Frank Zappa said they were better than the Beatles.
Kurt Cobain named them one of his favorites bands.
Maybe the praise was genuine. Maybe it was tongue in cheek.
But anybody who listens to the Shaggs finds their music either unbearably bad or sweetly naive or unintentionally hilarious.
The Shaggs were a band made up of three sisters - Betty, Helen, and Dorothy (known as Dot) - ages 18 to 22.
They all wore their hair long down their backs and with bangs in what was known as a shag hairdo - hence the band’s name.
Dot wrote and sang all the songs. Helen played drums. Betty played guitar.
They were from the small cow town of Fremont, New Hampshire, and they lived in near poverty.
Their father, Austin Wiggin, home schooled them. But instead of studying math or science, he bought them drums and electric guitars and made his daughters practice daily.
The girls had little musical aptitude, however. In an interview for Rolling Stone magazine years later, Dot said of their band, “Helen didn’t care one way or the other. Betty did it because we had to do it. It was my father’s dream, so we did it.”
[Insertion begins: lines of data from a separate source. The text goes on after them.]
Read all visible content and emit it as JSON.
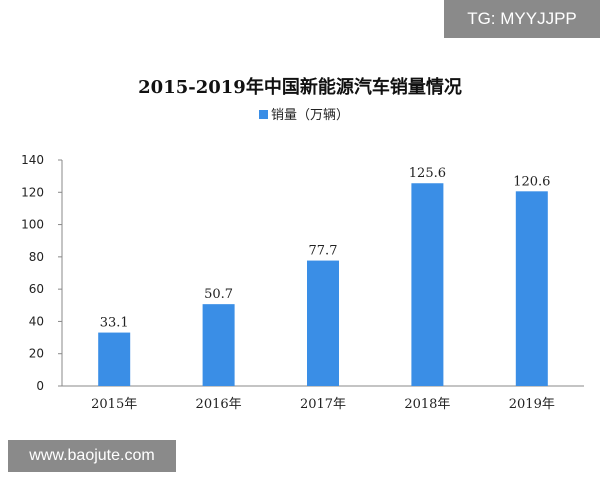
{
  "watermark_tag": "TG: MYYJJPP",
  "site_label": "www.baojute.com",
  "chart_data": {
    "type": "bar",
    "title": "2015-2019年中国新能源汽车销量情况",
    "legend": "销量（万辆）",
    "legend_position": "top-center",
    "categories": [
      "2015年",
      "2016年",
      "2017年",
      "2018年",
      "2019年"
    ],
    "values": [
      33.1,
      50.7,
      77.7,
      125.6,
      120.6
    ],
    "value_labels": [
      "33.1",
      "50.7",
      "77.7",
      "125.6",
      "120.6"
    ],
    "yticks": [
      0,
      20,
      40,
      60,
      80,
      100,
      120,
      140
    ],
    "ylim": [
      0,
      140
    ],
    "grid": false,
    "bar_color": "#3a8ee6"
  }
}
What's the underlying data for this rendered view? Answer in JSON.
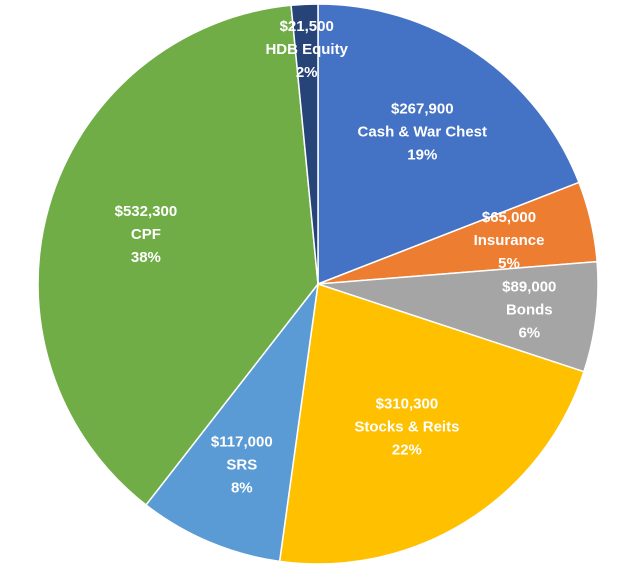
{
  "chart_data": {
    "type": "pie",
    "title": "",
    "slices": [
      {
        "category": "Cash & War Chest",
        "value": 267900,
        "value_label": "$267,900",
        "percent_label": "19%",
        "color": "#4472C4"
      },
      {
        "category": "Insurance",
        "value": 65000,
        "value_label": "$65,000",
        "percent_label": "5%",
        "color": "#ED7D31"
      },
      {
        "category": "Bonds",
        "value": 89000,
        "value_label": "$89,000",
        "percent_label": "6%",
        "color": "#A5A5A5"
      },
      {
        "category": "Stocks & Reits",
        "value": 310300,
        "value_label": "$310,300",
        "percent_label": "22%",
        "color": "#FFC000"
      },
      {
        "category": "SRS",
        "value": 117000,
        "value_label": "$117,000",
        "percent_label": "8%",
        "color": "#5B9BD5"
      },
      {
        "category": "CPF",
        "value": 532300,
        "value_label": "$532,300",
        "percent_label": "38%",
        "color": "#70AD47"
      },
      {
        "category": "HDB Equity",
        "value": 21500,
        "value_label": "$21,500",
        "percent_label": "2%",
        "color": "#264478"
      }
    ],
    "start_angle": "12 o'clock",
    "direction": "clockwise",
    "legend": "none",
    "data_labels": "inside"
  }
}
Their father got them booked to play at town hall, the local county fair, and an assisted living facility. Nobody liked their music.
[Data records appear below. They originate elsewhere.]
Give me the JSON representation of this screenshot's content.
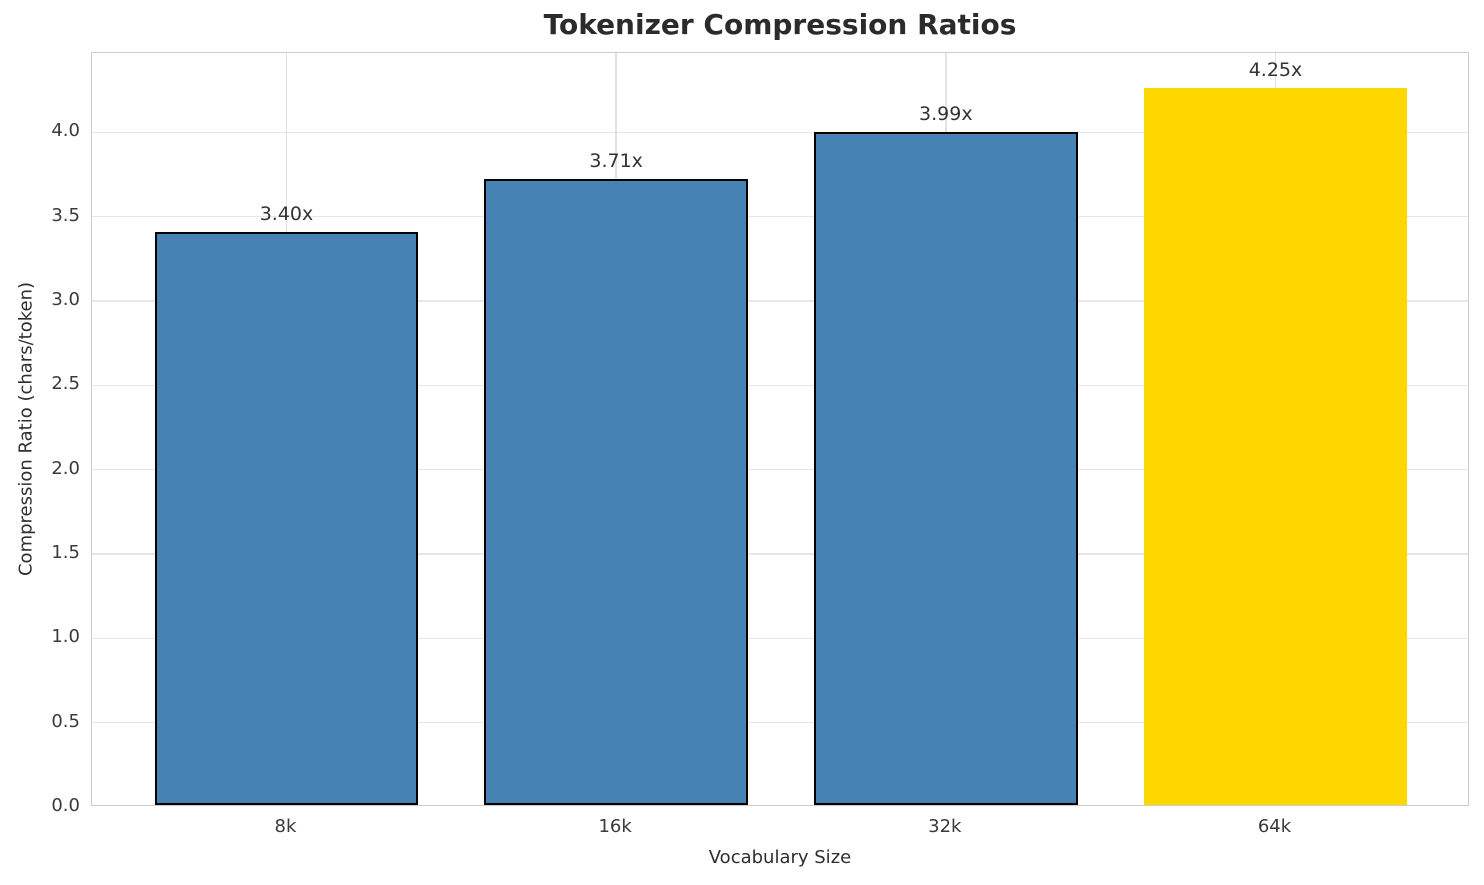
{
  "chart_data": {
    "type": "bar",
    "title": "Tokenizer Compression Ratios",
    "xlabel": "Vocabulary Size",
    "ylabel": "Compression Ratio (chars/token)",
    "categories": [
      "8k",
      "16k",
      "32k",
      "64k"
    ],
    "values": [
      3.4,
      3.71,
      3.99,
      4.25
    ],
    "bar_labels": [
      "3.40x",
      "3.71x",
      "3.99x",
      "4.25x"
    ],
    "bar_colors": [
      "#4682B4",
      "#4682B4",
      "#4682B4",
      "#FFD700"
    ],
    "bar_edge_colors": [
      "#000000",
      "#000000",
      "#000000",
      "none"
    ],
    "highlight_index": 3,
    "ylim": [
      0,
      4.47
    ],
    "xlim": [
      -0.59,
      3.59
    ],
    "bar_width_frac": 0.8,
    "yticks": [
      {
        "value": 0.0,
        "label": "0.0"
      },
      {
        "value": 0.5,
        "label": "0.5"
      },
      {
        "value": 1.0,
        "label": "1.0"
      },
      {
        "value": 1.5,
        "label": "1.5"
      },
      {
        "value": 2.0,
        "label": "2.0"
      },
      {
        "value": 2.5,
        "label": "2.5"
      },
      {
        "value": 3.0,
        "label": "3.0"
      },
      {
        "value": 3.5,
        "label": "3.5"
      },
      {
        "value": 4.0,
        "label": "4.0"
      }
    ],
    "grid": true,
    "legend": "none"
  }
}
Regardless, Austin Wiggin believed his daughters were going places. So he booked a recording studio.
In 1969, he plunked down his life savings to record the Shaggs’ album Philosophy of the World.
An engineer who worked on the project felt sorry for the girls who clearly had little interest in making an album.
Among the tracks: My Pal Foot Foot, an ode to a pet cat; Who Are Parents?; and It’s Halloween.
One thousand copies of the record were supposed to be pressed to vinyl, but an unscrupulous businessman robbed them. Only 100 copies were delivered.
Nobody bought the records. But those 100 pressings later became rare collectors’ items.
Austin Wiggin, a tyrannical father, made his daughters keep performing at local dances even when the women didn’t want to anymore.
Helen secretly eloped. She waited months to tell her father that she was married, and when he found out Austin threatened to shoot Helen’s new husband.
The Shaggs kept performing under duress until 1975 when Austin died from heart failure. He was only 47.
Years later, a Boston radio station got ahold of a copy of Philosophy of the World and began playing the strange, discordant recordings on air.
Rock musicians clamored to hear the Shaggs’ music. Terry Adams of rock band NRBQ compared their sound to improvisational jazz.
Adams revived the Shaggs’ album from obscurity in 1980 on Rounder Records, and the sisters actually made some money as a result.
Music critics loved it and hated it - often in the same review. Some compared it to folk art.
Based on that “success,” a second album made up of previous studio outtakes was released in 1982: Shagg’s Own Thing.
Suddenly, the Shaggs had fans writing to them from all over the world. They became underground legends.
Documentaries were made about them. Articles appeared about them in Rolling Stone and the New Yorker.
In 1999, RCA re-released Philosophy of the World as a CD.
The Shaggs’ cult status carried on and still exists.
Helen passed away in 2006. The surviving sisters, Dot and Betty, performed at a music festival organized by the band Wilco in 2017 .
Despite their lasting cult following, the Shaggs’ sound is an acquired taste, to be polite. Listen and decide for yourself.